Here's a summary of how many values can be represented by using 1 to 10 bits. Note that the variation is not linear.
So how do we get those nice analog values into our digital computer so we can do cool things with the information? Simple - just use an Analog to Digital Converter (ADC). There's all kinds of technical mumbo jumbo for how an ADC works, but for this guide it's good enough to just think of an ADC as a device where an analog signal goes in and a digital (1s and 0s) signal comes out.
To illustrate this, let's start by considering the gray scale range shown below - this is our analog signal. It is continuously variable (remember that from above?) from some MIN value up to some MAX value.
An ADC will take that and chop it up into discrete (digital) segments. ADCs come in different resolutions - the total number of bits they use. That's why you here people say things like "it has a 10bit ADC". The more bits, the more segments, and the better the ADC can represent (resolve) the analog values.
A 1 bit ADC would be pretty crude.
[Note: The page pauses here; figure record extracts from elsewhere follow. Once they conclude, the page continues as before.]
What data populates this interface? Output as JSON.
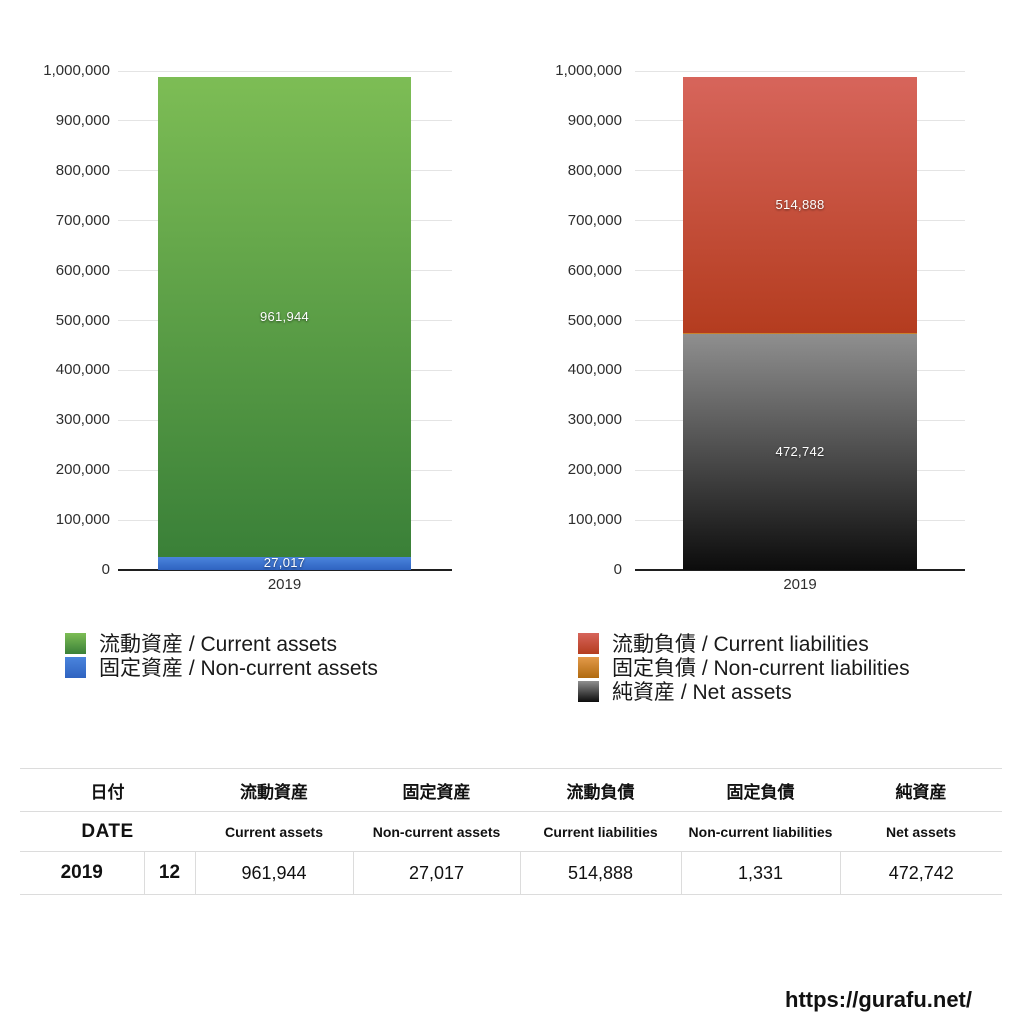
{
  "page": {
    "url_text": "https://gurafu.net/"
  },
  "charts": [
    {
      "name": "assets",
      "x_label": "2019",
      "y_tick_labels": [
        "0",
        "100,000",
        "200,000",
        "300,000",
        "400,000",
        "500,000",
        "600,000",
        "700,000",
        "800,000",
        "900,000",
        "1,000,000"
      ],
      "segments_bottom_to_top": [
        {
          "name": "固定資産 / Non-current assets",
          "value": 27017,
          "label": "27,017",
          "color_top": "#4a84dd",
          "color_bottom": "#2f63c0"
        },
        {
          "name": "流動資産 / Current assets",
          "value": 961944,
          "label": "961,944",
          "color_top": "#7dbd55",
          "color_bottom": "#3a8038"
        }
      ],
      "legend": [
        {
          "label": "流動資産 / Current assets",
          "color_top": "#7dbd55",
          "color_bottom": "#3a8038"
        },
        {
          "label": "固定資産 / Non-current assets",
          "color_top": "#4a84dd",
          "color_bottom": "#2f63c0"
        }
      ]
    },
    {
      "name": "liabilities",
      "x_label": "2019",
      "y_tick_labels": [
        "0",
        "100,000",
        "200,000",
        "300,000",
        "400,000",
        "500,000",
        "600,000",
        "700,000",
        "800,000",
        "900,000",
        "1,000,000"
      ],
      "segments_bottom_to_top": [
        {
          "name": "純資産 / Net assets",
          "value": 472742,
          "label": "472,742",
          "color_top": "#8f8f8f",
          "color_bottom": "#0c0c0c"
        },
        {
          "name": "固定負債 / Non-current liabilities",
          "value": 1331,
          "label": "1,331",
          "color_top": "#e39a4a",
          "color_bottom": "#b06a10"
        },
        {
          "name": "流動負債 / Current liabilities",
          "value": 514888,
          "label": "514,888",
          "color_top": "#d7655b",
          "color_bottom": "#b43c1f"
        }
      ],
      "legend": [
        {
          "label": "流動負債 / Current liabilities",
          "color_top": "#d7655b",
          "color_bottom": "#b43c1f"
        },
        {
          "label": "固定負債 / Non-current liabilities",
          "color_top": "#e39a4a",
          "color_bottom": "#b06a10"
        },
        {
          "label": "純資産 / Net assets",
          "color_top": "#8f8f8f",
          "color_bottom": "#0c0c0c"
        }
      ]
    }
  ],
  "chart_data": [
    {
      "type": "bar",
      "stacked": true,
      "title": "",
      "categories": [
        "2019"
      ],
      "series": [
        {
          "name": "流動資産 / Current assets",
          "values": [
            961944
          ]
        },
        {
          "name": "固定資産 / Non-current assets",
          "values": [
            27017
          ]
        }
      ],
      "stack_order_bottom_to_top": [
        "固定資産 / Non-current assets",
        "流動資産 / Current assets"
      ],
      "ylim": [
        0,
        1000000
      ],
      "y_tick_interval": 100000,
      "grid": true,
      "legend_position": "bottom",
      "data_labels": [
        "961,944",
        "27,017"
      ]
    },
    {
      "type": "bar",
      "stacked": true,
      "title": "",
      "categories": [
        "2019"
      ],
      "series": [
        {
          "name": "流動負債 / Current liabilities",
          "values": [
            514888
          ]
        },
        {
          "name": "固定負債 / Non-current liabilities",
          "values": [
            1331
          ]
        },
        {
          "name": "純資産 / Net assets",
          "values": [
            472742
          ]
        }
      ],
      "stack_order_bottom_to_top": [
        "純資産 / Net assets",
        "固定負債 / Non-current liabilities",
        "流動負債 / Current liabilities"
      ],
      "ylim": [
        0,
        1000000
      ],
      "y_tick_interval": 100000,
      "grid": true,
      "legend_position": "bottom",
      "data_labels": [
        "514,888",
        "1,331",
        "472,742"
      ]
    }
  ],
  "table": {
    "header_row1": [
      "日付",
      "流動資産",
      "固定資産",
      "流動負債",
      "固定負債",
      "純資産"
    ],
    "header_row2": [
      "DATE",
      "Current assets",
      "Non-current assets",
      "Current liabilities",
      "Non-current liabilities",
      "Net assets"
    ],
    "data_row": [
      "2019",
      "12",
      "961,944",
      "27,017",
      "514,888",
      "1,331",
      "472,742"
    ]
  }
}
All that beautiful grayness would just become black or white.
Let's add one more bit and see what happens. Here's what a 2 bit ADC would do.
That's much better. We can start to see some grayness. But it's still pretty crude. Let's add one more bit. Here's what a 3 bit ADC would do.
And that's even better.
You can see the trend here. The more bits we use, the closer we get to the original analog signal. If we could use an infinite number of bits, we'd actually get the original signal. But that's just not practical. No one's come up with a way store an infinite number of 1s and 0s on a digital computer.
If we were to feed the signal we introduced at the beginning into a 3 bit ADC, it would get turned into something like shown below. The orange (analog) signal becomes the black (digital) signal.
So why not just use the biggest most bit-est ADC there is for everything? The answer is cost. The ADC hardware will generally cost more, but there is also the consideration of storage cost. Even if money didn't matter and you could buy a 900000000bit ADC, do you have a place to store all those 1 and 0s? The speed of the ADC conversion is another consideration. Hey. Trade offs.
So you wave your engineering magic wand and pick the ADC that is best suited for your application. Or, you just work with what you've been given. In the case of the Circuit Playground, that's a 10bit ADC.